Table 5 shows the results for both models, with a set of statistical parameters, the F statistic of the linear ROR model, as well as six other parameters show better results than the nonlinear Weibull model; however, both linear and nonlinear models can be used in the modeling and prediction of this disease.
Table 5. Comparison of Linear ROR and Nonlinear Weibull Model
Criterion | Nonlinear Weibull model | Linear model ROR |
F | 97 393.322 | 1 020 727.429 |
RMSE | 647.619 | 178.924 |
BIAS | 0.000 | 0.000 |
MAE | 531.753 | 118.5490 |
AIC | 1711.894 | 1432.64 |
AICC | 1712.207 | 7760.64 |
BIC | 1723.425 | 1765.81 |
WIC | 1725.274 | 1215.15 |
*Weibull results were taken from the article "Statistical modeling of the novel COVID-19 epidemic in Iraq", by Ban Ghanim Al-Ani, 2020. https://doi.org/10.1515/em-2020-0025.[15].
Finally, the rate of improvement of one model over another was calculated as follows, which is nothing more than the modeling SKILL.
SKILL _ SCORE = 1 – RMSE Model to verify
RMSE Model to established
Here a slight modification was made to the Wilks (1987) [19] formula, adding the RMSE instead of the MSE according to the original formula, obtaining that the established model is the Weibull model and the model to be tested, the ROR; the improvement was 72.38 %, so we can affirm for this case that the linear model outperforms a nonlinear model, at least for the cumulative cases studied of COVID-19 in Iraq.

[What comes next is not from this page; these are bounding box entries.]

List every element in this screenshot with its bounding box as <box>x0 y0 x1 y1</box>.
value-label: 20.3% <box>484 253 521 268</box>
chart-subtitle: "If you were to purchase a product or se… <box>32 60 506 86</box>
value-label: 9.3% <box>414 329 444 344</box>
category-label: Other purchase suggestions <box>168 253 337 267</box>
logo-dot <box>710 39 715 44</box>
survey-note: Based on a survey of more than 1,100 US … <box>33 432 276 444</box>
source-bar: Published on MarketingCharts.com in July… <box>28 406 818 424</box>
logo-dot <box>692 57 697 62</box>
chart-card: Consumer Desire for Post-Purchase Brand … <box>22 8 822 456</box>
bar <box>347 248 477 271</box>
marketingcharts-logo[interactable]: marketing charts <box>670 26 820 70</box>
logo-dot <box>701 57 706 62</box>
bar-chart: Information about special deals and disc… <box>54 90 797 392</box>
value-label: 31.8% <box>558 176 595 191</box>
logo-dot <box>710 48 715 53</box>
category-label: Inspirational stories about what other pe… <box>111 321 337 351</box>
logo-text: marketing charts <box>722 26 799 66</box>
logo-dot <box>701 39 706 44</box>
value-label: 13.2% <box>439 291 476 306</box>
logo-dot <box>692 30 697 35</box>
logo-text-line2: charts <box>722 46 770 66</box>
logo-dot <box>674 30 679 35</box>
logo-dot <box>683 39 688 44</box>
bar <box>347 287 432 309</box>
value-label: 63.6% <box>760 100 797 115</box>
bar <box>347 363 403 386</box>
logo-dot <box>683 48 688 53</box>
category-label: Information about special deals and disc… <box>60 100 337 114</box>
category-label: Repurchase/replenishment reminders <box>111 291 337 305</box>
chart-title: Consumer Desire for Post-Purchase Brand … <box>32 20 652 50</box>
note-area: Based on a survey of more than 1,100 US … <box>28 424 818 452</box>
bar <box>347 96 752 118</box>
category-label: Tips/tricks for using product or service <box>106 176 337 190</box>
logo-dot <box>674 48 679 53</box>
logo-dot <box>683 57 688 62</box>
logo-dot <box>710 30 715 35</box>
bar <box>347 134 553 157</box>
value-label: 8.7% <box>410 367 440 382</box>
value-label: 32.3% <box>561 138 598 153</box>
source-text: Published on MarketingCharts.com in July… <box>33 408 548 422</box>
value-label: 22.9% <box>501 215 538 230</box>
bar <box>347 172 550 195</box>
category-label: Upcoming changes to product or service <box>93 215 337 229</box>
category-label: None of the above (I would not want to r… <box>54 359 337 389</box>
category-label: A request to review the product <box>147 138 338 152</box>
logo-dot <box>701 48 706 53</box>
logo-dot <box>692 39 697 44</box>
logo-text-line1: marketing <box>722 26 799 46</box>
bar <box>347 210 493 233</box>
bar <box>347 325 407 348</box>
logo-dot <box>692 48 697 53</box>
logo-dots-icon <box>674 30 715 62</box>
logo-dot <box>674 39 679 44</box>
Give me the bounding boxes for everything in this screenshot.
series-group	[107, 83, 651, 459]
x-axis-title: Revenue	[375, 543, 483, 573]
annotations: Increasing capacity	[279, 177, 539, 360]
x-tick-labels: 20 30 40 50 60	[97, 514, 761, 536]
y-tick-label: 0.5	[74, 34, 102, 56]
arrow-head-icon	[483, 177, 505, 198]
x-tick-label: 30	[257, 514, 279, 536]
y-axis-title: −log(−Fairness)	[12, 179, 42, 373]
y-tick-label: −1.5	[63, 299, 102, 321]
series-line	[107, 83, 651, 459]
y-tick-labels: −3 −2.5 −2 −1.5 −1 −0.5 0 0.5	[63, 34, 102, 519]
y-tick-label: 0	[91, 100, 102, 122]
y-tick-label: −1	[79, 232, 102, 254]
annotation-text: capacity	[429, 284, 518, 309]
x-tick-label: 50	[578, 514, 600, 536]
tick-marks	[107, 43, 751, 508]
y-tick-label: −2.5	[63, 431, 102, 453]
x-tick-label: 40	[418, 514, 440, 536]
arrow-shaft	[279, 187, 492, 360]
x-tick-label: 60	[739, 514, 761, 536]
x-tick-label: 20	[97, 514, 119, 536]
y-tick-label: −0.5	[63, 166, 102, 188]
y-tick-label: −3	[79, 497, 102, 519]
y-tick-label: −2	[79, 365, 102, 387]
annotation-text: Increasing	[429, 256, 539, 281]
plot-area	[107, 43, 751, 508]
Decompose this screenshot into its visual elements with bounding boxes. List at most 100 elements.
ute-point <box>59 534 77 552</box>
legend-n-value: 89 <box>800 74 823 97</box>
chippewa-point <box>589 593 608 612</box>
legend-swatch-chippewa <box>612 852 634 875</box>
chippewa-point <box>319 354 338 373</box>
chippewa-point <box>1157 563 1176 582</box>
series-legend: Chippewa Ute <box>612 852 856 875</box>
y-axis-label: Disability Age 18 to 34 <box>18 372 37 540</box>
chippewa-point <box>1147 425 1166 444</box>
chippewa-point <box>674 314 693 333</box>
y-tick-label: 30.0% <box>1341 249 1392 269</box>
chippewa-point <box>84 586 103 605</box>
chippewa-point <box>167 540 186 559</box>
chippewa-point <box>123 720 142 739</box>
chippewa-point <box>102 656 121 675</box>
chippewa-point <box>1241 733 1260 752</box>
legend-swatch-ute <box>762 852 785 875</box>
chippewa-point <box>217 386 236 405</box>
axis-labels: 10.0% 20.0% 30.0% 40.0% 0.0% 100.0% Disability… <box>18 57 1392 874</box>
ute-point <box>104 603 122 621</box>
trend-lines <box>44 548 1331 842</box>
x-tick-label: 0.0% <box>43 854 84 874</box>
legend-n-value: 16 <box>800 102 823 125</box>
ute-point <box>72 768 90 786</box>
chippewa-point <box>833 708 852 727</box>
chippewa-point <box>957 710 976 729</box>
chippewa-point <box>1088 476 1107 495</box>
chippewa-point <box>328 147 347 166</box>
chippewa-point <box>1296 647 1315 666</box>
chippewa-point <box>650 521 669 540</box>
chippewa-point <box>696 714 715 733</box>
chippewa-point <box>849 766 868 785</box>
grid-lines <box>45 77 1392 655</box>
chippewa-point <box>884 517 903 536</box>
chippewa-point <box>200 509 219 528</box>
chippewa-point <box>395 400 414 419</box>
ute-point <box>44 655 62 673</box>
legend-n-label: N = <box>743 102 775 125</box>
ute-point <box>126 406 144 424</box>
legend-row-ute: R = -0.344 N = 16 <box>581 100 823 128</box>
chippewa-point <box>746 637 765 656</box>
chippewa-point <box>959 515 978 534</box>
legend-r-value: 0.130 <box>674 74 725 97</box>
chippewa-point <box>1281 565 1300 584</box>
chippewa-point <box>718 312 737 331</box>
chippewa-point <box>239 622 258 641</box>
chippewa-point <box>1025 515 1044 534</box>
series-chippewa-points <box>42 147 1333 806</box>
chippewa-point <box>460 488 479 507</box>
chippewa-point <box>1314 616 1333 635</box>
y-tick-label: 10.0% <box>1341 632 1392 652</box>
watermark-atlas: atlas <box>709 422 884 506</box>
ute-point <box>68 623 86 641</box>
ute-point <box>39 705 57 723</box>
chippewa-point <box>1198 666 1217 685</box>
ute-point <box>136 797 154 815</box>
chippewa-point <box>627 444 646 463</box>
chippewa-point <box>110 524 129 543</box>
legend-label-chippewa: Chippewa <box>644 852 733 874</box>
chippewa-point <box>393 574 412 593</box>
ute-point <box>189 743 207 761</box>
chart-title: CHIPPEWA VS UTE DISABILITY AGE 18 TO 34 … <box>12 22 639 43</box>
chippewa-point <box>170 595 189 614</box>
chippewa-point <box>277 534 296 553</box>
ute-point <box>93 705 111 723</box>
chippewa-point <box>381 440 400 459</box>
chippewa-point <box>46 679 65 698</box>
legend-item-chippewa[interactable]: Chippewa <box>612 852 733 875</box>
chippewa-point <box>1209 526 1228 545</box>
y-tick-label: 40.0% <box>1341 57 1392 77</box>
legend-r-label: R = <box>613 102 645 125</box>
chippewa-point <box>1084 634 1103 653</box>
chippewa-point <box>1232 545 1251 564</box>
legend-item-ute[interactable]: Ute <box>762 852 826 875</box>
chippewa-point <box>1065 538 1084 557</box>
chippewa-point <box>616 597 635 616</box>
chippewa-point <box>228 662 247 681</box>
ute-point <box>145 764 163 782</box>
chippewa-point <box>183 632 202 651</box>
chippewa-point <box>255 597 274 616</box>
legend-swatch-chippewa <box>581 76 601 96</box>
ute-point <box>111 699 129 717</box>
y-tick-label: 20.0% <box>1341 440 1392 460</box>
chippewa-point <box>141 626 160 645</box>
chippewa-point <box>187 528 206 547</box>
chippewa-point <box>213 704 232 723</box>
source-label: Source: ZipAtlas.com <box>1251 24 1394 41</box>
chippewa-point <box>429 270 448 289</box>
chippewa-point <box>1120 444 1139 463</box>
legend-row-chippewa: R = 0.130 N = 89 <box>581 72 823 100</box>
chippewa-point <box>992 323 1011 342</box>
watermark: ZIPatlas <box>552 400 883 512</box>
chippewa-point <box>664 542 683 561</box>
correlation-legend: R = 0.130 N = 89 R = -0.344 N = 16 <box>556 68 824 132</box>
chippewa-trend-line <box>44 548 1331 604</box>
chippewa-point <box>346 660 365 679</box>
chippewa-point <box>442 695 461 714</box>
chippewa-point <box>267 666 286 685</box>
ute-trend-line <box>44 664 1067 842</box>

In the summary shown in table 1, 100 % of the variance is explained with an error of 178.9 cases, as it is a model used for short term, the Durbin Watson statistic is small, which allows introducing in the future model more independent variables if necessary, nevertheless, the model obtained yielded good results, which is in agreement with results obtained in other studies, with different infectious entities, including COVID-19 [20-22].
The trend of the disease was increasing, where a cumulative 160 873.7 cases could be reached until August 6, 2020 according to the linear ROR model, so these results in terms of trend, coincide with those obtained for that pandemic in Cuba [20-21].
The linear ROR model outperformed the non-linear Weibull model by 72.38 %, but this does not mean absolutely, since it is only one study; moreover, both models offer very good possibilities for use in COVID 19 modeling, so they constitute excellent tools for pandemic monitoring, analysis and prediction [11,12,15], with a high level of application in many fields and/or areas of science [23-25]. On the other hand, it is the first time that a ROR model is applied to growth processes in data with respect to time, so that certain steps of progress are being made in mathematical modeling, in terms of COVID-19, which in itself, is an epidemic of paradoxes [26]. By virtue of everything analyzed in this research, it is important to estimate the trend in the behavior of the epidemiological curve of the pandemic, because in truth, we do not yet know whether the virus will become endemic, recurrent year after year, or will finally be controlled [26-29].
The ROR mathematical modeling showed better results than the Weibull model, since the F statistic, as well as six other parameters showed better results than the non-linear Weibull model; however, both linear and non-linear models show good results in the modeling and prediction of COVID-19, which despite being a new disease in the world can be predicted 15 days in advance using the ROR methodology, and thus reduce the number of dead, severe and critical patients for better management of the pandemic.
Funding: No funding sources.
Conflict of interest: None declared.
Ethical approval: The study was approved by the Institutional Ethics Committee of University of Medical Sciences of Villa Clara.